Since the start of the pandemic, there has been a visible rise in encampments across Canada. Housing is becoming increasingly unaffordable and inaccessible. People are losing their livelihoods and their homes. Many social services and shelters are at maximum capacity. More people than ever before are having to live in tents or informal shelters to survive. Many have nowhere else to go.
Last year, we continued to speak out and drive action on this issue to ensure that the rights and dignity of encampment residents are respected and upheld by decision-makers at all levels.
On February 23, 2023, the Federal Housing Advocate launched a formal review of encampments in Canada, which have become a human rights crisis in cities across the country.
Although courts and human rights bodies are increasingly recognizing unsheltered homelessness as a human rights issue, people living in encampments are in some of the most vulnerable circumstances in our society. Their dignity and rights are frequently ignored. They face harassment and violence from police, bylaw officers, and the public. Most do not have access to basic services like clean water or heat. Some have suffered harm or have died as a result of exposure, fire, overdose, and other threats to life and safety.
As a result, the Advocate is very concerned that some governments are not taking the necessary steps to protect people experiencing homelessness, particularly during severe weather. Dismantling encampments during the winter puts people's health and their lives at stake. This is a serious violation of human rights.
All levels of government have an obligation to end this crisis. The conditions in encampments, coupled with the underlying failure of governments at all levels to ensure people can access adequate housing, are a violation of fundamental human rights, including the human right to housing.
With this in mind, the Advocate has launched a formal review into this systemic housing issue. The Advocate's review will focus on systemic solutions to address the factors that lead to encampments, as well as the daily struggles of the people who live there. At the conclusion of the review, the Advocate will submit her findings and recommendations to the federal Minister responsible for housing.
The Advocate's review will include testimony from people with lived experience. Anyone who has lived in an encampment can contribute to the review by making a submission to the Advocate.
This review will provide opportunities to engage with rights-holders, duty-bearers and other stakeholders to better understand the systemic issues and identify practical human rights-based solutions. The review will take place over six to nine months, and the final report will document the Advocate’s finding and recommendations to the Minister responsible for housing.
The recommendations will include measures to:
- Protect the fundamental right to adequate housing and other human rights for encampment residents and those at risk of homelessness, particularly those who are Indigenous and those who are members of disadvantaged groups; and
- Provide sufficient supports to allow those living in homeless encampments to transition successfully into long-term and appropriate housing situations that respect their dignity, autonomy and privacy.
Canada must do better at meeting people's vital needs for shelter and safety. Responses to encampments must centre on people's dignity and their human rights, including their right to adequate housing.
Research and engagement
The Advocate’s review builds on a series of research reports on homeless encampments released on December 8, 2022, that confirm a human rights crisis is unfolding in cities across Canada.
These reports provide critical information on the emerging issue of encampments in five regions of Canada. They also confirm that a punitive approach to encampments is failing. Tearing down encampments is unsafe and can amount to forced eviction, which is a serious violation of human rights. The researchers note that this approach does not address the underlying conditions that have led to the growth of encampments in the first place, and it does not respect the rights or increase the safety or housing security of encampment residents. Critically, a punitive approach also removes choice from encampment residents and destroys the mutual aid and community connections they have built to care for one another within a broken system.

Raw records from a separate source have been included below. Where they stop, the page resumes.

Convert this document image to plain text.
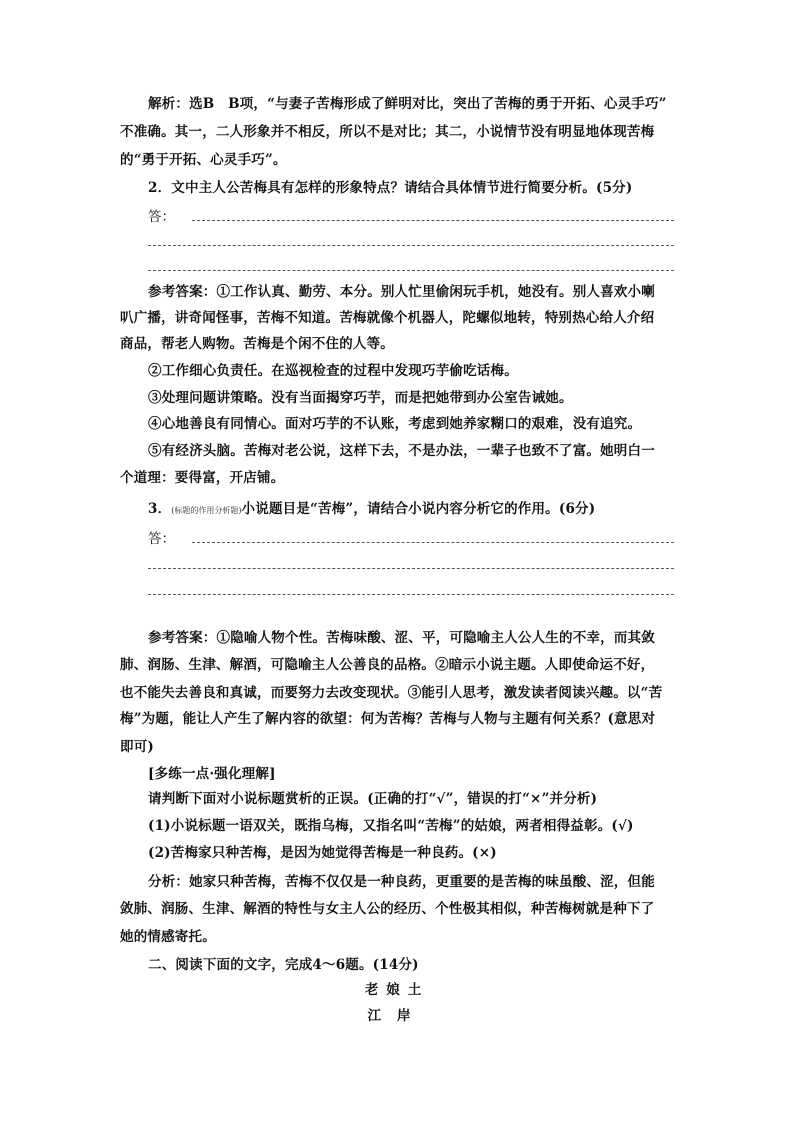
解析：选B　B项，“与妻子苦梅形成了鲜明对比，突出了苦梅的勇于开拓、心灵手巧”
不准确。其一，二人形象并不相反，所以不是对比；其二，小说情节没有明显地体现苦梅
的“勇于开拓、心灵手巧”。
2．文中主人公苦梅具有怎样的形象特点？请结合具体情节进行简要分析。(5分)
答：
参考答案：①工作认真、勤劳、本分。别人忙里偷闲玩手机，她没有。别人喜欢小喇
叭广播，讲奇闻怪事，苦梅不知道。苦梅就像个机器人，陀螺似地转，特别热心给人介绍
商品，帮老人购物。苦梅是个闲不住的人等。
②工作细心负责任。在巡视检查的过程中发现巧芋偷吃话梅。
③处理问题讲策略。没有当面揭穿巧芋，而是把她带到办公室告诫她。
④心地善良有同情心。面对巧芋的不认账，考虑到她养家糊口的艰难，没有追究。
⑤有经济头脑。苦梅对老公说，这样下去，不是办法，一辈子也致不了富。她明白一
个道理：要得富，开店铺。
3．(标题的作用分析题)小说题目是“苦梅”，请结合小说内容分析它的作用。(6分)
答：
参考答案：①隐喻人物个性。苦梅味酸、涩、平，可隐喻主人公人生的不幸，而其敛
肺、润肠、生津、解酒，可隐喻主人公善良的品格。②暗示小说主题。人即使命运不好，
也不能失去善良和真诚，而要努力去改变现状。③能引人思考，激发读者阅读兴趣。以“苦
梅”为题，能让人产生了解内容的欲望：何为苦梅？苦梅与人物与主题有何关系？(意思对
即可)
[多练一点·强化理解]
请判断下面对小说标题赏析的正误。(正确的打“√”，错误的打“×”并分析)
(1)小说标题一语双关，既指乌梅，又指名叫“苦梅”的姑娘，两者相得益彰。(√)
(2)苦梅家只种苦梅，是因为她觉得苦梅是一种良药。(×)
分析：她家只种苦梅，苦梅不仅仅是一种良药，更重要的是苦梅的味虽酸、涩，但能
敛肺、润肠、生津、解酒的特性与女主人公的经历、个性极其相似，种苦梅树就是种下了
她的情感寄托。
二、阅读下面的文字，完成4～6题。(14分)
老娘土
江岸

Alongside this in-depth research, the Advocate engaged with a variety of organizations and stakeholders on the topic of encampments, including:
- A partnership with The SHIFT to engage encampment residents to raise awareness about their human rights and the role of the Federal Housing Advocate;
- A webinar organized with the Université de Montréal with the researchers on December 2nd to share the research findings;
- Expressions of concern and meetings with municipal leaders to highlight their human rights obligations when it comes to encampments;
- Engagement with the Reaching Home program at Infrastructure Canada to learn more about current federal measures to address the human rights dimension of homeless
- Encampments; and
- Participation in a workshop entitled Habiter la rue : repenser notre réponse à l’itinérance at the Archives nationales du Québec à Montréal.
This engagement and research will help decision-makers take action to better support encampment residents and uphold their fundamental human rights and human right to housing.

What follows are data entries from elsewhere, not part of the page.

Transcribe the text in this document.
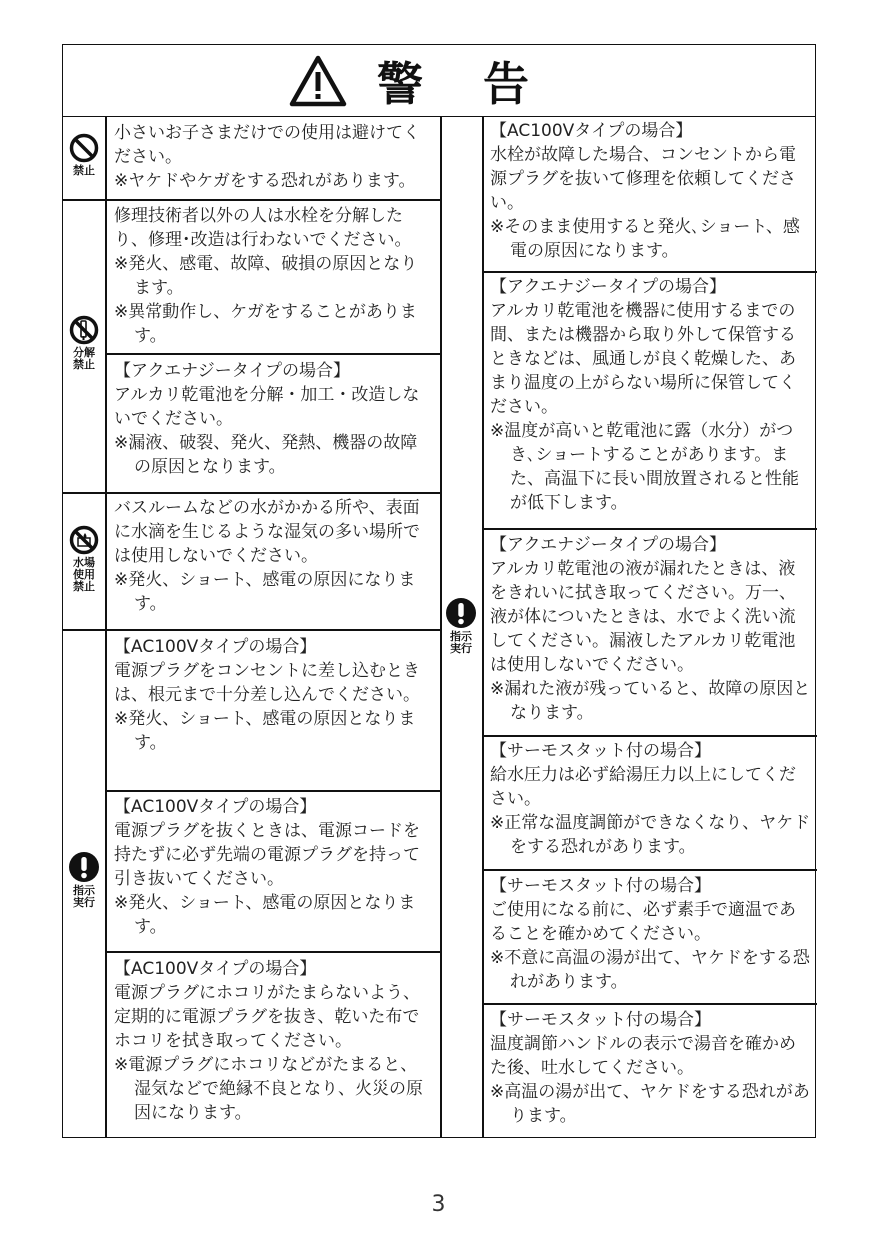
警告
禁止
分解禁止
水場使用禁止
指示実行
指示実行

小さいお子さまだけでの使用は避けてください。

※ヤケドやケガをする恐れがあります。

修理技術者以外の人は水栓を分解したり、修理･改造は行わないでください。

※発火、感電、故障、破損の原因となります。

※異常動作し、ケガをすることがあります。

【アクエナジータイプの場合】

アルカリ乾電池を分解・加工・改造しないでください。

※漏液、破裂、発火、発熱、機器の故障の原因となります。

バスルームなどの水がかかる所や、表面に水滴を生じるような湿気の多い場所では使用しないでください。

※発火、ショート、感電の原因になります。

【AC100Vタイプの場合】

電源プラグをコンセントに差し込むときは、根元まで十分差し込んでください。

※発火、ショート、感電の原因となります。

【AC100Vタイプの場合】

電源プラグを抜くときは、電源コードを持たずに必ず先端の電源プラグを持って引き抜いてください。

※発火、ショート、感電の原因となります。

【AC100Vタイプの場合】

電源プラグにホコリがたまらないよう、定期的に電源プラグを抜き、乾いた布でホコリを拭き取ってください。

※電源プラグにホコリなどがたまると、湿気などで絶縁不良となり、火災の原因になります。

【AC100Vタイプの場合】

水栓が故障した場合、コンセントから電源プラグを抜いて修理を依頼してください。

※そのまま使用すると発火､ショート、感電の原因になります。

【アクエナジータイプの場合】

アルカリ乾電池を機器に使用するまでの間、または機器から取り外して保管するときなどは、風通しが良く乾燥した、あまり温度の上がらない場所に保管してください。

※温度が高いと乾電池に露（水分）がつき､ショートすることがあります。また、高温下に長い間放置されると性能が低下します。

【アクエナジータイプの場合】

アルカリ乾電池の液が漏れたときは、液をきれいに拭き取ってください。万一、液が体についたときは、水でよく洗い流してください。漏液したアルカリ乾電池は使用しないでください。

※漏れた液が残っていると、故障の原因となります。

【サーモスタット付の場合】

給水圧力は必ず給湯圧力以上にしてください。

※正常な温度調節ができなくなり、ヤケドをする恐れがあります。

【サーモスタット付の場合】

ご使用になる前に、必ず素手で適温であることを確かめてください。

※不意に高温の湯が出て、ヤケドをする恐れがあります。

【サーモスタット付の場合】

温度調節ハンドルの表示で湯音を確かめた後、吐水してください。

※高温の湯が出て、ヤケドをする恐れがあります。

3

Recommendations VII – Encampments
Governments and decision-makers at all levels must centre human rights and the right to housing in their approaches to encampments. The reports recommend five key areas where Canada must do better to uphold the rights of encampment residents:
- Stop the use of policing and law enforcement as a response to encampments.
- Provide funding and services at all levels of government—to support municipalities that are facing the disproportionate impact of addressing the existence of encampments, and to invest in short and long-term housing options and supports for encampment residents.
- Ensure the meaningful participation of encampment residents in decisions that affect them.
- Recognize the distinct rights of Indigenous Peoples and include them in the development of policy approaches to encampments.
- Address the conditions within encampments and provide access to basic
Detailed recommendations are available in Annex A.